S: “We knew where the children were! That they were taken away in nice cars, with Western clothes.”

This story began five years ago, when Shaham’s family, together with her four children, her grandchildren, and greatgrandchildren gathered to celebrate her eightieth birthday. Shaham looked at a black-and-white picture of herself, wearing her early nanny uniform, lifting a giggling dark-haired baby. Suddenly, her astounded daughter heard Shaham utter a surprising sentence: “the story about the Yemenite children affair is true. I am a witness.”

שושנה שחם במעברת ראש העין ()

Shoshana Shaham in her nanny's uniform, with a baby. When Shaham came across this photo during her eightieth birthday, she told her daughter for the first time: The story about the Yemenite children - it's true, as I can testify

At the beginning of this year, Shaham suddenly started talking again about the kidnappings. Her daughters decided to record their mother, so her testimony would be documented. In the tape, Shaham is heard telling that, in the 1950s, as part of her training as a WIZO early childhood educator, she was sent to conduct a specialization at the Rosh HaAyin transit camp. “After a while, we saw mothers…odd looking women, that we didn’t really know,” she continues, “they came, and said that they wanted their babies back. We said: “these are all the babies we have here, we don’t know about other possible locations. They looked at the babies and said: “no, my baby girl isn’t here”, or “my baby boy isn’t here”.

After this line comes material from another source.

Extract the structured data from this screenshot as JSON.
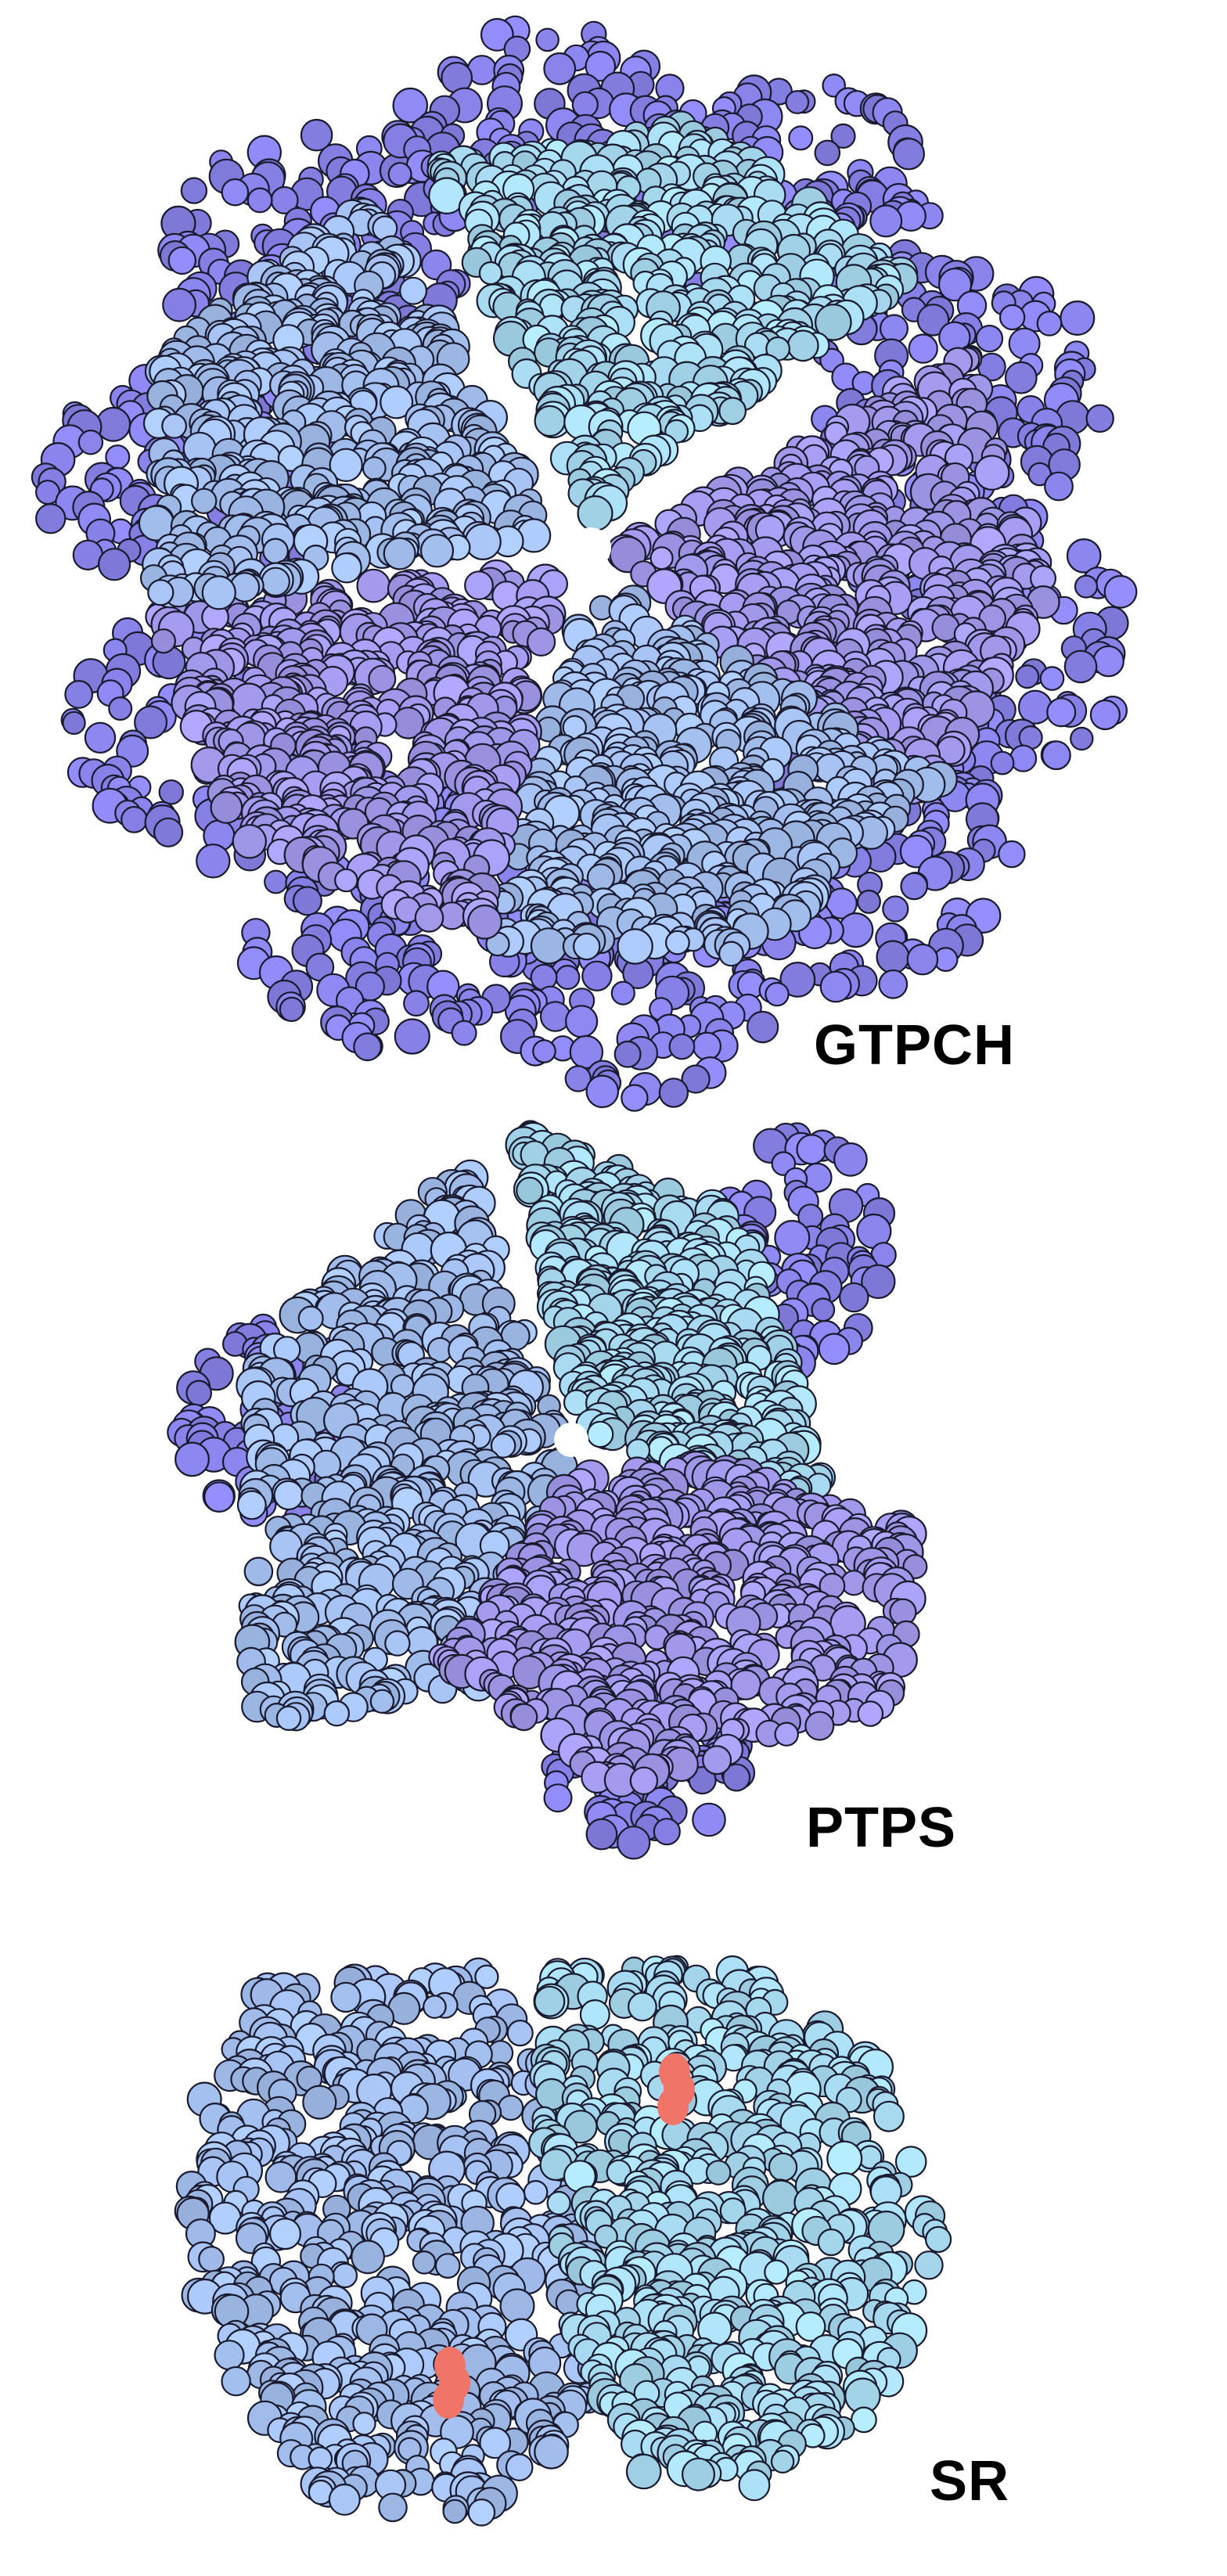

Shaham’s description confirms the arguments made by activists who have been working hard to expose the truth about the kidnapping of Yemenite, Mizrahi and Balkan children. “Before that [seeing the mothers], we saw that other, well-dressed people came to the site, and took a baby with them”, she says, “they wrapped them, took them, and drove away in their nice cars. We understood that something dirty was happening, but, what could we do about it? I asked the nurses: “why are they taking the babies? There are people who say they are their parents?”, they answered: “they are taking them to improve their situation. To give them better conditions, the possibility of remaining alive.” I remember that they said that the babies had died. I think that the biological parents themselves didn’t really believe that. Sometimes they screamed and cried.”

Shaham’s daughters sent the tape to Amram, an organization that conducts research and collects testimonies about the Yemenite, Mizrahi and Balkan children affair. In the last few years, the organization has managed to bring back the affair to the public eye and discussion. Amram coordinators understood that they had a treasure in hand, both due to the power of these materials, and because they match existing testimonies well, as well as documents gathered by Amram and the various inquiry committees. In addition, Shaham agreed to tell her story to “Yedioth Ahronoth."

In the training to become nannies, Shaham says, students were taught, among other things, “how to deal with parents (biological parents, who would come to demand to see their children, or get them back), how to speak to them, how to calm them down.”

I: “In what respect, calm them down?”

S; “We had difficult cases. Cases where the parent would scream hysterically. They taught us how to reassure the parents.”

I: “Did you personally see parents who came?”

S: “Yes. Screaming, hysteria. “Where is "Ya Waladi” [“my boy” - Arabic]. “Where is my baby?” – “He is dead. We couldn’t save him”. “Where is he buried?” So much crying, we were devastated by these scenes.”

Shaham stayed silent during all these years. “Maybe now, if things are picking up in Israel, if people talk about this, if the newspapers write about this, maybe there will be a memory, for others, to understand,” she says. “That’s what happened to me. People were talking about this and I said: “Oh. This is familiar, I know, I was there. I was witness. Witness to a bad story – bad is an understatement. Terrible. Awful. One of our crimes on the way to independence.”